BILL ANALYSIS

 

 

 

C.S.H.B. 664

By: Larson

Transportation

Committee Report (Substituted)

 

 

 

BACKGROUND AND PURPOSE

 

Metropolitan planning organization (MPO) transportation policy boards consist of elected officials, including city council members, county commissioners, suburban mayors, state representatives and senators, and nonelected officials. These nonelected officials include public employees such as city and county public works department staff and Texas Department of Transportation engineers.
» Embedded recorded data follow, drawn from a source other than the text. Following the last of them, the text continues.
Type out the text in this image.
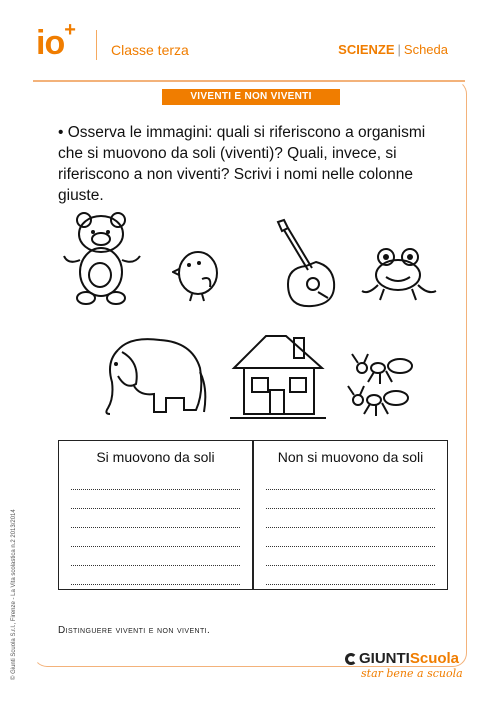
io+
Classe terza	SCIENZE | Scheda
VIVENTI E NON VIVENTI
• Osserva le immagini: quali si riferiscono a organismi che si muovono da soli (viventi)? Quali, invece, si riferiscono a non viventi? Scrivi i nomi nelle colonne giuste.
Si muovono da soli	Non si muovono da soli
Distinguere viventi e non viventi.
© Giunti Scuola S.r.l., Firenze - La Vita scolastica n.2 2013/2014	GIUNTIScuola
star bene a scuola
While the expertise of the nonelected public employees is clearly needed, interested parties contend that only elected members of the MPO and board members of a metropolitan rapid transit authority should be allowed to vote.

 

The purpose of C.S.H.B. 664 is to ensure accountability by requiring a member of an MPO policy board to be an elected official or a member of the board of a metropolitan rapid transit authority to be eligible to be a voting member of the policy board.

 

RULEMAKING AUTHORITY

 

It is the committee's opinion that this bill does not expressly grant any additional rulemaking authority to a state officer, department, agency, or institution.

 

ANALYSIS

 

C.S.H.B. 664 amends the Transportation Code to specify that to be eligible to be a voting member of a metropolitan planning organization policy board that serves a county with a population of more than 1.7 million and in which more than 75 percent of the population resides in a single municipality, the member must be an elected official or a member of the board of a metropolitan rapid transit authority under provisions of law relating to those authorities.

 

EFFECTIVE DATE

 

September 1, 2011.

 

COMPARISON OF ORIGINAL AND SUBSTITUTE

 

C.S.H.B. 664 differs from the original by imposing the voting eligibility requirement for metropolitan planning organization policy boards only on those that serve a county with a population of more than 1.7 million and in which more than 75 percent of the population resides in a single municipality, whereas the original imposes the requirement generally. 

 

C.S.H.B. 664 differs from the original by requiring a voting member of the policy board to be either an elected official or a member of the board of a metropolitan transit authority, whereas the original requires a voting member to be an elected official.